Dr. Andres is interested in understanding the molecular mechanisms of bacterial DNA damage response and repair and the role these interactions play in driving the evolution of antimicrobial resistance.
Dr. Bhatia is interested in human somatic and pluripotent stem cell development on a molecular level. More specifically, he focuses on characterization of pathways that govern such cells, including self-renewal and differentiation mechanisms, while employing novel in vivo models for cell and tissue regeneration.
The Bowdish lab studies the process of macrophage phagocytosis, how macrophages influence the composition of the microbiome of the upper respiratory tract and how they recognize and destroy Streptococcus pneumoniae, the major cause of pneumonia in the elderly.
Dr. Brown works on bacterial molecular genetics, with a special interest in a biochemical approach to understanding and combatting antibiotic resistance, in addition to bacterial cell structure biogenesis.
Dr. Coombes works on understanding the relationship between pathogenic bacteria and their hosts, and how this relationship changes biologically and physiologically with respect to pathology and immunology. His lab in particular has a special interest in GI tract diseases.
Dr. Li studies the various applications of single-stranded DNA and RNA (ssDNA, ssRNA) including catalytic and binding functions. Additionally, the Li Lab creates novel ssDNA/ssRNA molecules with the intention of screening for novel functions.
As a new member to SCC-RI, Dr. Lu utilizes proteomics and systems biology to study alternative splicing regulatory mechanisms to profile splicing isoforms, characterize splicing factors, and pinpoint signaling pathways of differentiation of pluripotent human embryonic stem cells and iPSC.
The MacNeil lab studies the impacts of diet and microbiota on larger-scale factors, including health and development and disease susceptibility and progress. The MacNeil lab uses high-throughput screening to identify key genes that modify an organism's response to specific environmental factors, and often uses the nematode C. elegans as a model organism.
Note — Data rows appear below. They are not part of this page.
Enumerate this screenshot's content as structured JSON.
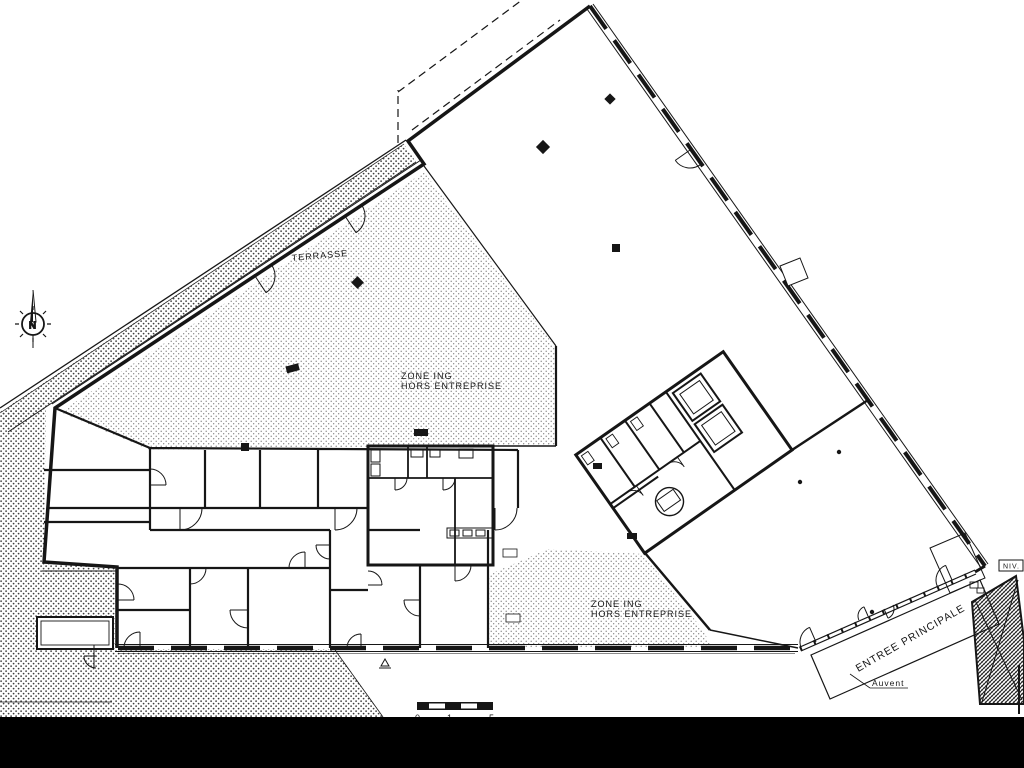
{
  "page": {
    "background": "#ffffff",
    "ink": "#161616",
    "band_color": "#000000"
  },
  "labels": {
    "terrasse": "TERRASSE",
    "zone_upper": {
      "line1": "ZONE ING",
      "line2": "HORS ENTREPRISE"
    },
    "zone_lower": {
      "line1": "ZONE ING",
      "line2": "HORS ENTREPRISE"
    },
    "entree": "ENTREE PRINCIPALE",
    "auvent": "Auvent",
    "niveau": "NIV.",
    "north": "N",
    "scale_ticks": {
      "t0": "0",
      "t1": "1",
      "t2": "5"
    }
  }
}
Dr. McArthur and the McArthur lab's work spans bioinformatic approaches to sequencing and analyzing genomic causes of bacterial drug resistance, in addition to the creation of novel biological databases and the ongoing development of the Comprehensive Antibiotic Resistance Database (CARD).
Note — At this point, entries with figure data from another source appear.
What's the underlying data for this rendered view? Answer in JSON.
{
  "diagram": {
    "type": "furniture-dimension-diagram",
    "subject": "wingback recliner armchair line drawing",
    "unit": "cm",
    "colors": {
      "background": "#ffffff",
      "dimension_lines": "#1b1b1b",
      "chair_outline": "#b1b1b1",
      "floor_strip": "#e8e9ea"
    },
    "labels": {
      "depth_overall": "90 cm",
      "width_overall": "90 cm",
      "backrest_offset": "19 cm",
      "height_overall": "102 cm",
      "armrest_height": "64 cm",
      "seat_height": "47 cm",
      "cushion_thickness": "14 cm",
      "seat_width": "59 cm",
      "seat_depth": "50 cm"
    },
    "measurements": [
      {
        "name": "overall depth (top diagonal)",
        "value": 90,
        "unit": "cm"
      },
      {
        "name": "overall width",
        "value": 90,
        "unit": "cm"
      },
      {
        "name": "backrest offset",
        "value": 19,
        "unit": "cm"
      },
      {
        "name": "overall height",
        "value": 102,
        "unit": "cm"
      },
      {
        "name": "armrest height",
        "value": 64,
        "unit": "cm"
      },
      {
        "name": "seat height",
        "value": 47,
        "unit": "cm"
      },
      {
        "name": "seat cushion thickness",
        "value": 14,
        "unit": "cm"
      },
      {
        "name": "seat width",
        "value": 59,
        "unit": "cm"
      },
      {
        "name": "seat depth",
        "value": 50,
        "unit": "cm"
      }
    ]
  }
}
Dr. Miller and his lab study innate and adaptive immune responses elicited in humans. Specifically, one area of research involves regulators of the primary immune response in the context of amyotrophic lateral sclerosis (ALS) and inflammation. Responses to influenza A viruses are also of large interest, with the goal of furthering the development of a “universal” broadly cross-protective vaccine.
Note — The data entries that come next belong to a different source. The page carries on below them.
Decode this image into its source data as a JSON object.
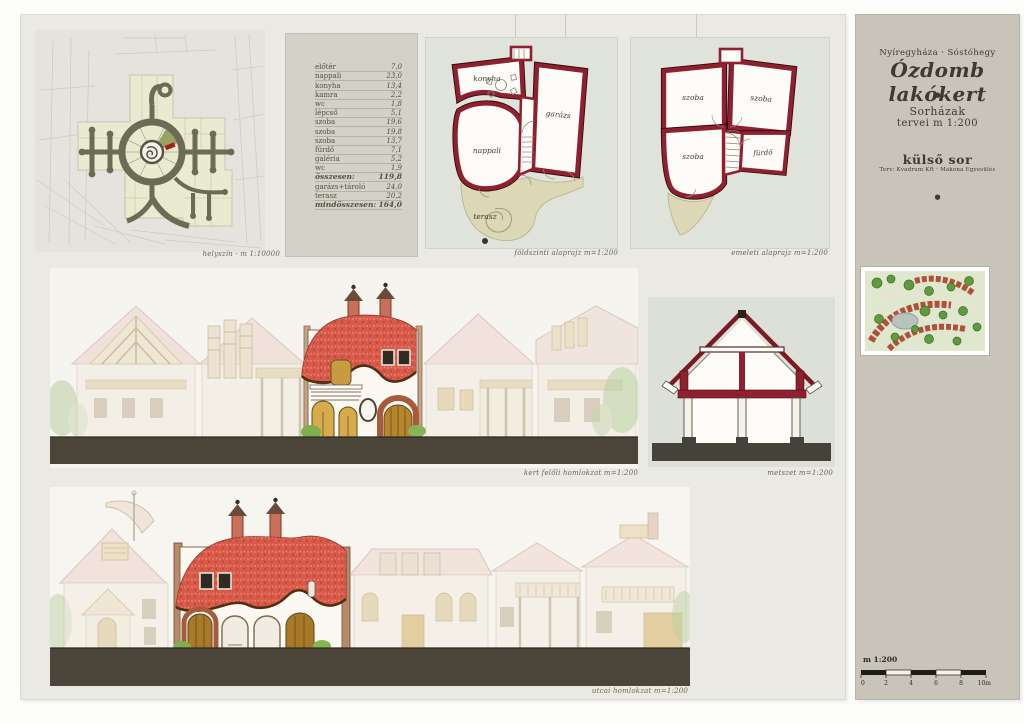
{
  "board": {
    "site_plan": {
      "caption": "helyszín · m 1:10000"
    },
    "area_table": {
      "rows": [
        {
          "label": "előtér",
          "value": "7,0"
        },
        {
          "label": "nappali",
          "value": "23,0"
        },
        {
          "label": "konyha",
          "value": "13,4"
        },
        {
          "label": "kamra",
          "value": "2,2"
        },
        {
          "label": "wc",
          "value": "1,8"
        },
        {
          "label": "lépcső",
          "value": "5,1"
        },
        {
          "label": "szoba",
          "value": "19,6"
        },
        {
          "label": "szoba",
          "value": "19,8"
        },
        {
          "label": "szoba",
          "value": "13,7"
        },
        {
          "label": "fürdő",
          "value": "7,1"
        },
        {
          "label": "galéria",
          "value": "5,2"
        },
        {
          "label": "wc",
          "value": "1,9"
        },
        {
          "label": "összesen:",
          "value": "119,8"
        },
        {
          "label": "garázs+tároló",
          "value": "24,0"
        },
        {
          "label": "terasz",
          "value": "20,2"
        },
        {
          "label": "mindösszesen:",
          "value": "164,0"
        }
      ]
    },
    "ground_floor": {
      "caption": "földszinti alaprajz  m=1:200",
      "labels": {
        "konyha": "konyha",
        "garazs": "garázs",
        "nappali": "nappali",
        "terasz": "terasz"
      }
    },
    "upper_floor": {
      "caption": "emeleti alaprajz  m=1:200",
      "labels": {
        "szoba1": "szoba",
        "szoba2": "szoba",
        "szoba3": "szoba",
        "furdo": "fürdő"
      }
    },
    "garden_elevation": {
      "caption": "kert felőli homlokzat  m=1:200"
    },
    "section": {
      "caption": "metszet  m=1:200"
    },
    "street_elevation": {
      "caption": "utcai homlokzat  m=1:200"
    }
  },
  "title_block": {
    "location": "Nyíregyháza · Sóstóhegy",
    "title": "Ózdomb lakókert",
    "bullet": "●",
    "series_line1": "Sorházak",
    "series_line2": "tervei  m 1:200",
    "row_name": "külső sor",
    "credits": "Terv: Kvadrum Kft · Makona Egyesülés"
  },
  "scale_bar": {
    "label": "m 1:200",
    "ticks": [
      "0",
      "2",
      "4",
      "6",
      "8",
      "10m"
    ]
  },
  "colors": {
    "wall_red": "#8e2030",
    "roof_red": "#d85a4b",
    "ground_dark": "#4a4538",
    "terrace_beige": "#dcd7b4",
    "road_olive": "#6c6b56",
    "parcel_green": "#e9ebd0",
    "board_bg": "#ebe9e3",
    "sidebar_bg": "#c8c4b9"
  }
}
Dr. Singh and his lab study the pathological mechanisms involved in schizophrenia and autism spectrum disorders by employing "in utero electroporation" to identify disruptive gene function in developmental brain events and determine functionality of disease-associated risk genes on neural stem cell proliferation/differentiation and neuronal synapses.
Dr. Truant and his lab have developed novel tools that assist in viewing protein transport through the body's organelles, employing this research to genetically inherited neurodegenerative diseases, such as Huntington's disease.
Research in the Whitney lab employs a multidisciplinary approach to uncover the molecular details of pathways that shape the composition of bacterial communities. Specific areas of research include interbacterial competition and bacterial adhesion.
In response to the acquired antibiotic resistance era society currently resides in, Dr. Wright's lab investigates the molecular mechanisms of bacterial resistance and antibiotic biosynthesis with aspirations to create novel antibiotics.
The Ask lab focuses on the biological mechanisms of fibrosis or scarring, with particular emphasis on chronic lung disease and inflammatory conditions. Focusing on the role of macrophages and the unfolded protein response in the pathogenesis of lung diseases, the Ask Lab employs a cross-disciplinary approach to research. Through partnerships with clinicians, molecular pathologists, and biomedical researchers, the lab aims to better understand chronic lung diseases and how they can be pharmacologically prevented.
Utilizing the bacterium Streptomyces coelicolor as their model system, the Elliot lab studies cellular dormancy and resuscitation, particularly focusing on cellular differentiation in a multicellular bacterium with ambition to determine novel RNA regulatory networks and integrate it into known regulation events that control development and antibiotic production and stimulate antibiotic production to identify new antibiotics to combat against disease.
As an Associate member in both Kinesiology and Biochemistry and Biomedical Sciences, Dr. Hawke employs molecular, cellular, and physiological approaches in studying muscle satellite cells in diseases, including diabetes mellitus and limb girdle muscular dystrophy.